Should IT Customize Outlook to Reduce Information Overload?

Posted on October 24, 2014 · Posted in Analysis and Opinion, Organizational Solutions

I was giving a workshop on Information Overload at a midsized hi-tech company where it was agreed to use a standard format for meeting invitations: in addition to the subject, time and place required by Outlook, each such invitation would contain an agenda with a timetable, a list of desired outcomes, and “homework” to be prepared ahead of the meeting. That’s an excellent idea, which I urge you to consider applying in your own group.

But then one attendee asked: can we build this into the Outlook platform, so these added fields would be required and enforced automatically? And that is an even better idea, except that it’s very seldom applied. How come?

How Outlook could be modified to improve productivity

Mechanic

As it comes out of the box, MS Outlook is a decent communication platform, which is one reason why it’s so widely used. In recent versions some attention has been paid to the battle on information overload, and there are features that can help with that. Still, there are features that are not included – that’s why so many startups develop neat add-ins that augment the base product (you can find many of them in my Definitive Guide to IO solutions). In addition, communication culture varies from company to company, and there is a need for features that would support the cultural norms at each one.

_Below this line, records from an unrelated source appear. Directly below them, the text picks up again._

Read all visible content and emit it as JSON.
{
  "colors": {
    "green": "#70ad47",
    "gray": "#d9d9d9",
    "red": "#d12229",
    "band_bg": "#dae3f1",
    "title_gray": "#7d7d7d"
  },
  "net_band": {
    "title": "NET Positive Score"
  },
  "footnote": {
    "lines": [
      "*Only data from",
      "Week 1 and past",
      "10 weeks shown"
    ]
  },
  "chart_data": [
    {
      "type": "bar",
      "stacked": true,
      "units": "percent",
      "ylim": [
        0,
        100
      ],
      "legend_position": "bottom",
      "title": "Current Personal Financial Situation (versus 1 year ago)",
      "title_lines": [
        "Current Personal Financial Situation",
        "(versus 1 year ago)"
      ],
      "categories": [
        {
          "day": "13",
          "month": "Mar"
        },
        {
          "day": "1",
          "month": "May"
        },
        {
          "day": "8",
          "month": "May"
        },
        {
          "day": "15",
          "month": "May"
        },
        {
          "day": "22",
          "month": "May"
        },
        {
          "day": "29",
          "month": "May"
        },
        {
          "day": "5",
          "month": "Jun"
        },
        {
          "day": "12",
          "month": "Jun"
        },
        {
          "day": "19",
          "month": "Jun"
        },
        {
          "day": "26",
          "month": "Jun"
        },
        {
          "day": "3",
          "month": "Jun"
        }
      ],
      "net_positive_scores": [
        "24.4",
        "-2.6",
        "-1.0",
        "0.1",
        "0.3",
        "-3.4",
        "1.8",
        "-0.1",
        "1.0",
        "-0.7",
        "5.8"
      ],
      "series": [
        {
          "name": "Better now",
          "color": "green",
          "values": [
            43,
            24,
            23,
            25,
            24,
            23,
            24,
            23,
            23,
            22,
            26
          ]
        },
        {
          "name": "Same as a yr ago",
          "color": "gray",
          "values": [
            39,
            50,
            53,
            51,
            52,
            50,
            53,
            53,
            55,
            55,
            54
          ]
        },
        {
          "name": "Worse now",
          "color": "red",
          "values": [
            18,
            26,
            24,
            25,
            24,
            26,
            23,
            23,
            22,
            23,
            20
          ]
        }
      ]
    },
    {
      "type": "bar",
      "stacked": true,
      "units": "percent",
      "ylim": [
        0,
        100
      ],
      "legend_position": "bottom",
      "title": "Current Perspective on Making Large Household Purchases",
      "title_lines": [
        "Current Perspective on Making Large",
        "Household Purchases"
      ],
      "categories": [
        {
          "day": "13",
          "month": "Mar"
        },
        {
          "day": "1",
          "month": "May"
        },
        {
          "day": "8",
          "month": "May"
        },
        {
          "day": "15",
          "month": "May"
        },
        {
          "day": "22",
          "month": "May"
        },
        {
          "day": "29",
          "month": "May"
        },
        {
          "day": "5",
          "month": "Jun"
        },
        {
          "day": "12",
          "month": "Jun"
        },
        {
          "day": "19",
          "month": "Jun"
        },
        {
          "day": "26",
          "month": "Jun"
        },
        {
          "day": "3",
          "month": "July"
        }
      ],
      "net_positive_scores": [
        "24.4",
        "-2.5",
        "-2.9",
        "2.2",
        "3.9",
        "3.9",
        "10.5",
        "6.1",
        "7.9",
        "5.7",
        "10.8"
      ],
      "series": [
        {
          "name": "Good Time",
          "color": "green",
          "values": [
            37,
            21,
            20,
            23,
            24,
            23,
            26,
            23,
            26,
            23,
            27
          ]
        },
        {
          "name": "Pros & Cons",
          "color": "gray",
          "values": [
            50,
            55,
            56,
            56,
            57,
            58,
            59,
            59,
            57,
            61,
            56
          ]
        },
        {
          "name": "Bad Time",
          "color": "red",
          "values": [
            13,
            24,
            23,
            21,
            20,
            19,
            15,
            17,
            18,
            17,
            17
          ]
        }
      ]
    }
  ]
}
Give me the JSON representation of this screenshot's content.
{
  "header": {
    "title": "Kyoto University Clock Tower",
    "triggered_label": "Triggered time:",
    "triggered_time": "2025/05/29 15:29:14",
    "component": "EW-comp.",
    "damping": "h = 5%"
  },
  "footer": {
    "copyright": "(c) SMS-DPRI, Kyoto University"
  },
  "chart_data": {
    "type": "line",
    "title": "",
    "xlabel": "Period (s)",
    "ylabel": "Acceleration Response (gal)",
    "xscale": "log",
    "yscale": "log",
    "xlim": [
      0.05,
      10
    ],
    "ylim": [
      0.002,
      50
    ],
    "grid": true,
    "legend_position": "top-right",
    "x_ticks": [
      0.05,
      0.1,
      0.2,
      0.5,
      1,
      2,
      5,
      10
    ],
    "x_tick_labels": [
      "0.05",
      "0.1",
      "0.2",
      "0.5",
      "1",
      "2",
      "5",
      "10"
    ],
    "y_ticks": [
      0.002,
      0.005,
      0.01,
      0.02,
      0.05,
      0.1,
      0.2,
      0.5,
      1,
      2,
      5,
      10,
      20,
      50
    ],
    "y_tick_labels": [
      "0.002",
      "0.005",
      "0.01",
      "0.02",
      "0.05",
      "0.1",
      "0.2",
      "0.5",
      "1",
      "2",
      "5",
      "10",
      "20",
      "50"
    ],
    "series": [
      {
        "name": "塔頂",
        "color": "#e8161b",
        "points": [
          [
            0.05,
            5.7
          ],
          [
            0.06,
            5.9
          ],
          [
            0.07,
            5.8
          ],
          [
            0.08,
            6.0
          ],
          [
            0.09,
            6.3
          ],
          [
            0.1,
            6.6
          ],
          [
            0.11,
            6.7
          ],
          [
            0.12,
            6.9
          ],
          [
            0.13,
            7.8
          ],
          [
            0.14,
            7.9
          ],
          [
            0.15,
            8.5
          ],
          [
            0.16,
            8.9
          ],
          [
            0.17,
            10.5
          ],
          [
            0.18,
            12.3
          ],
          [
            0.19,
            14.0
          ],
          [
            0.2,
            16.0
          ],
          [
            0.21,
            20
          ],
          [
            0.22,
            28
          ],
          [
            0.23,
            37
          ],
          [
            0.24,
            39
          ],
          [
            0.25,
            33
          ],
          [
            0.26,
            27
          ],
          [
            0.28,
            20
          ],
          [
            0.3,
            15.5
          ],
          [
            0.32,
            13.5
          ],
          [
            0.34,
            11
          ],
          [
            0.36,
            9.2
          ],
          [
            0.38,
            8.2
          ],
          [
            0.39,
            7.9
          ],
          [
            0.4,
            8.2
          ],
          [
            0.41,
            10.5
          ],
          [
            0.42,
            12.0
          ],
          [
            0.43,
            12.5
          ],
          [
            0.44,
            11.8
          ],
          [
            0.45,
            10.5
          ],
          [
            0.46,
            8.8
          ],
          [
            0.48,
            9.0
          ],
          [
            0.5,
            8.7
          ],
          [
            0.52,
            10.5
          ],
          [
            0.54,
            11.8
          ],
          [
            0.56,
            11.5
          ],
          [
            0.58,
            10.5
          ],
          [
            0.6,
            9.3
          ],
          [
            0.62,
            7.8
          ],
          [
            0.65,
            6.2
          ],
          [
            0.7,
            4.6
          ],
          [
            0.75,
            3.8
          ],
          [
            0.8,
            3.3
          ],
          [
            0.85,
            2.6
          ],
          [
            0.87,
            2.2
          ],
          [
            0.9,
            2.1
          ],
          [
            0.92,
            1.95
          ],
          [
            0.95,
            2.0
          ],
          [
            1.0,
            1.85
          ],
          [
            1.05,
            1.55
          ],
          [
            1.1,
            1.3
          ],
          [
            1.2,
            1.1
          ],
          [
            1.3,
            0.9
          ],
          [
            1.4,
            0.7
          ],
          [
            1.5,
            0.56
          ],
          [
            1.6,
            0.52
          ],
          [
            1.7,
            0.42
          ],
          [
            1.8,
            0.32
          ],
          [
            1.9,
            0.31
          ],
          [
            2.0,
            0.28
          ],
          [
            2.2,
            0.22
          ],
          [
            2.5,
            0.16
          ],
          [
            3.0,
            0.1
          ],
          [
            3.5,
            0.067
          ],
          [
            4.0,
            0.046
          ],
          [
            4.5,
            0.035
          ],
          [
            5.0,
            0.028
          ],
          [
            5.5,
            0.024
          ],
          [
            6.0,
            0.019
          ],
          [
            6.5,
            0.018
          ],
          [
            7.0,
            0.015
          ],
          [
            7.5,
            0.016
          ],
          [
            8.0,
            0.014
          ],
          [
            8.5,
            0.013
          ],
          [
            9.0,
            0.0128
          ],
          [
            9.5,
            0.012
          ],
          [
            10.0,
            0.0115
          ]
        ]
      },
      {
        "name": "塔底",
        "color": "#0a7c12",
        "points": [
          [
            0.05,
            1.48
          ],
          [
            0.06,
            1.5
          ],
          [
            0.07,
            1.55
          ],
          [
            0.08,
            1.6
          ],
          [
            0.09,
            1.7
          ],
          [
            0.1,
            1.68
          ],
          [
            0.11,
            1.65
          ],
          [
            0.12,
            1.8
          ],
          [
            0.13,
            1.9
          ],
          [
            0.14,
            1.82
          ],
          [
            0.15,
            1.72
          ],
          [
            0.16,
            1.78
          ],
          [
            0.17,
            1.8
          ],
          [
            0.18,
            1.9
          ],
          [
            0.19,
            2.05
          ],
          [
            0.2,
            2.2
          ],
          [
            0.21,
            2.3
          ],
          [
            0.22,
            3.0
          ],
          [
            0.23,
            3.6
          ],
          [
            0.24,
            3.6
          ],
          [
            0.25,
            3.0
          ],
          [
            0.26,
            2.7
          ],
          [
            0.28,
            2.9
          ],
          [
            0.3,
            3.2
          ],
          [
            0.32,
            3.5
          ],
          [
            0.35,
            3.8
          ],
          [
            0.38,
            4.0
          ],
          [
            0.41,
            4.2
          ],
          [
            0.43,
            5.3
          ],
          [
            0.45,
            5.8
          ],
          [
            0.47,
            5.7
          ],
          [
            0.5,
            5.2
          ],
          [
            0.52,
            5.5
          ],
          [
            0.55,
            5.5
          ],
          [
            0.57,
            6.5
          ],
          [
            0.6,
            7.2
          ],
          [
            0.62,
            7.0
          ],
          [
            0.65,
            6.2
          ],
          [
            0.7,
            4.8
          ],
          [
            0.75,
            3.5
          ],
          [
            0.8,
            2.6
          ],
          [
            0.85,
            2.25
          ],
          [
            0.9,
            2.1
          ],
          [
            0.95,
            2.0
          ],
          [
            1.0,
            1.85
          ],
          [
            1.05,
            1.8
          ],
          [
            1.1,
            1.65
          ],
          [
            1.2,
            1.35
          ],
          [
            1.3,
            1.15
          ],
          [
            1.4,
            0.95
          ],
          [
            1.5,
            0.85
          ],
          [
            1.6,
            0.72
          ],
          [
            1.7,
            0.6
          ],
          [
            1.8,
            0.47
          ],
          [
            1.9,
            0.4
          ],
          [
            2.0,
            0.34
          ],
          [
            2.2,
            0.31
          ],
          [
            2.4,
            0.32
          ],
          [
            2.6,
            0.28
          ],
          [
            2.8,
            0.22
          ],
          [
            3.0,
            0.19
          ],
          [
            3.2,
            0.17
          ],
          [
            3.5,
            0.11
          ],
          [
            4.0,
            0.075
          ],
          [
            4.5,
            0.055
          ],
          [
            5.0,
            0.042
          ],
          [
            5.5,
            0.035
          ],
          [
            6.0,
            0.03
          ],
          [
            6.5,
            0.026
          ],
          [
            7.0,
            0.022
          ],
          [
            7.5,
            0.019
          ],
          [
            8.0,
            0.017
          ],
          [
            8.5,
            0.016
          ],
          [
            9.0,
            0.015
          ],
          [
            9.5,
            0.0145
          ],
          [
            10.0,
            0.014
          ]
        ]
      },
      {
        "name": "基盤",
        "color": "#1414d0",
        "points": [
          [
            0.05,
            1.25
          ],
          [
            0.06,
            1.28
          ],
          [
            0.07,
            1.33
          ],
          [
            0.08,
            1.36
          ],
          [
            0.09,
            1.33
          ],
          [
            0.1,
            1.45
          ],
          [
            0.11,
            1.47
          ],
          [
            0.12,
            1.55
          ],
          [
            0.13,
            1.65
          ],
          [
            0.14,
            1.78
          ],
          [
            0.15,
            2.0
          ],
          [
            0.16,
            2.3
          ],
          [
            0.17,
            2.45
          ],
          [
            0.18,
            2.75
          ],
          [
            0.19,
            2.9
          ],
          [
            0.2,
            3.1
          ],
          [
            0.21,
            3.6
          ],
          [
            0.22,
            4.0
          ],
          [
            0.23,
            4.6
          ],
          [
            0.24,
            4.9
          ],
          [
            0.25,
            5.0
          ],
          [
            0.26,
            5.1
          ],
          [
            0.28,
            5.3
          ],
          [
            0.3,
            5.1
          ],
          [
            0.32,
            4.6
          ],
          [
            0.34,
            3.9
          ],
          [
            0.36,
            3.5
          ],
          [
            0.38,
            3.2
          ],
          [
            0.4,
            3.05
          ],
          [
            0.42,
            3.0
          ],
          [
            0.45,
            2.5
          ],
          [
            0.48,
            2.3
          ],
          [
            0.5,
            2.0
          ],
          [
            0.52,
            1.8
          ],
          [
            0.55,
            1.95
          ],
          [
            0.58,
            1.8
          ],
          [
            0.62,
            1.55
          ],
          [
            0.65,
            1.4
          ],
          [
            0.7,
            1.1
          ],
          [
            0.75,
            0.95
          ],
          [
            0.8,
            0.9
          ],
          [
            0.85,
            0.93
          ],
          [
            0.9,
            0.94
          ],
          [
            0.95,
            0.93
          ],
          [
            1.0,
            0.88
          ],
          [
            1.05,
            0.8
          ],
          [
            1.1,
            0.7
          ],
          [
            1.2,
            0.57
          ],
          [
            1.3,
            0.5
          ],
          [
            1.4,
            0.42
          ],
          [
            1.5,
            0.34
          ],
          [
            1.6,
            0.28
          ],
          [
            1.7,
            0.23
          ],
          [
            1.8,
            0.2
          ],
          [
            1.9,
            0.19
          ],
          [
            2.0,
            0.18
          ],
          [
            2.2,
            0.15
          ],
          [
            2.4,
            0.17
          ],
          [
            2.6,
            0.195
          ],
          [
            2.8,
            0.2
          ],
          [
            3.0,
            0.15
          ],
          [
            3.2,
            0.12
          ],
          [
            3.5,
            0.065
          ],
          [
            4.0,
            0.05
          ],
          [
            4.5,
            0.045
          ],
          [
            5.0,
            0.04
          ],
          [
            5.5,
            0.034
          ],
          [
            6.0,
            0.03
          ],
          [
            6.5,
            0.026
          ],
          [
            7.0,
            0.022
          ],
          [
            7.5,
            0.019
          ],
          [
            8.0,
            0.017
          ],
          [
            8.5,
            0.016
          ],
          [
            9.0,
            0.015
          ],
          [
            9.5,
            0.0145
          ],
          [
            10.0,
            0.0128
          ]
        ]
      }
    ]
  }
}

Adapting Outlook to do your will is not very hard – it is designed to allow modification and add-ons. Some features can be added by almost anyone with minimal tech savvy, while others require more serious coding knowledge. For example, adding organization-wide custom forms that ensure communications follow the norms the company adopts – as in the meeting invitation format example above – is fairly straightforward.

Another example is the “Action Message template” solution that I describe here. This encourages people to write crystal-clear emails that specify “What / When / Why”, each in its own brief paragraph. This is extremely effective for both sender and recipient, but it would be much more common if the format were provided as an optional (or not?) custom “new message” form, launched by an additional “Compose mail” button in the user interface.

Or consider this: your group is finally aware of the advantage of keeping messages short, and exhorts people to do so: why, then, not have Outlook raise an alert when one exceeds a certain length in the email they’re composing? And why not have it identify ill-written messages, based even on the clarity of the language itself – a task computers are quite capable of tackling these days – and coach the sender to improve?

Then there are changes you can do on the server. This is more ambitious, but it’s been done. For example, by Volkswagen, where the BlackBerry servers have been programmed to withhold emails sent outside of work hours – in order to allow employees a respite from the constant barrage of work related messages.

The possibilities are endless – if only we would adapt Outlook to implement them!

Some common barriers to doing all this cool stuff

So – it’s easy to modify Outlook to help with our productive use of email. Why don’t we do it then?

Sadly, there are many barriers to implementing such changes. Here are some that I’ve seen in my long career as an information overload crusader:

  • It sounds complicated. People hate change… all the more if it’s complex. So much easier to make a decision like “Include an agenda in every meeting invitation” and putting it on a poster, than actually coding the required customization of the calendaring application.
  • It requires coders. Not every company has the required programming capability in-house. Large corporations do, of course; smaller ones may not. Outsourcing the effort is feasible but involves a hassle and some actual spending – and I have yet to see an organization with a budget called “Money reserved for enhancing productivity”…
  • It rocks the IT boat. I’ve explained before why IT is generally risk-averse; I should know, having spent many years as a senior IT engineer. IT folks are normally charged with keeping enterprise systems steady and reliable, not with modifying them away from their base build.
  • It involves touching the email application. Of course it does, you say – that’s the entire point, right? Well, yes – but senior managers (outside of IT) flinch at the very idea: email is such a mission-critical application that they’re very loath to mess with it.

All these make excellent excuses for doing nothing…

Why you should overcome these barriers

With all these reasons not to, it takes an effort to modify Outlook. And yet it’s an effort well worth making. It’s all a question of ROI.

Whatever the cost of defining and implementing the required changes, the benefit is guaranteed to exceed it. We’re talking here about mitigating a problem that can cost a large company around $1B (yes, Billion) a year (see here, in appendix 2). Any improvement will involve significant sums. What’s more, if you do this in the context of an email effectiveness improvement program, what we’re talking about comes under the heading of a Technology Assisted Behavior Change – and this increases the likelihood of success for the entire program.

What you can do about this

The first thing you should do is launch a program to improve email effectiveness in the group you manage or influence… this is the framework where the norms are defined that the technology can be called on to support.

Once you have this going, I urge you to resolve up front to have an open mind about technology modification. Get over the instinctive reaction of “don’t touch email”; have the courage to negotiate IT into supporting the behavior change you’ll be trying to implement; decide what you need them to do for your program and stay the course.

If you do this and can share interesting results, let me know!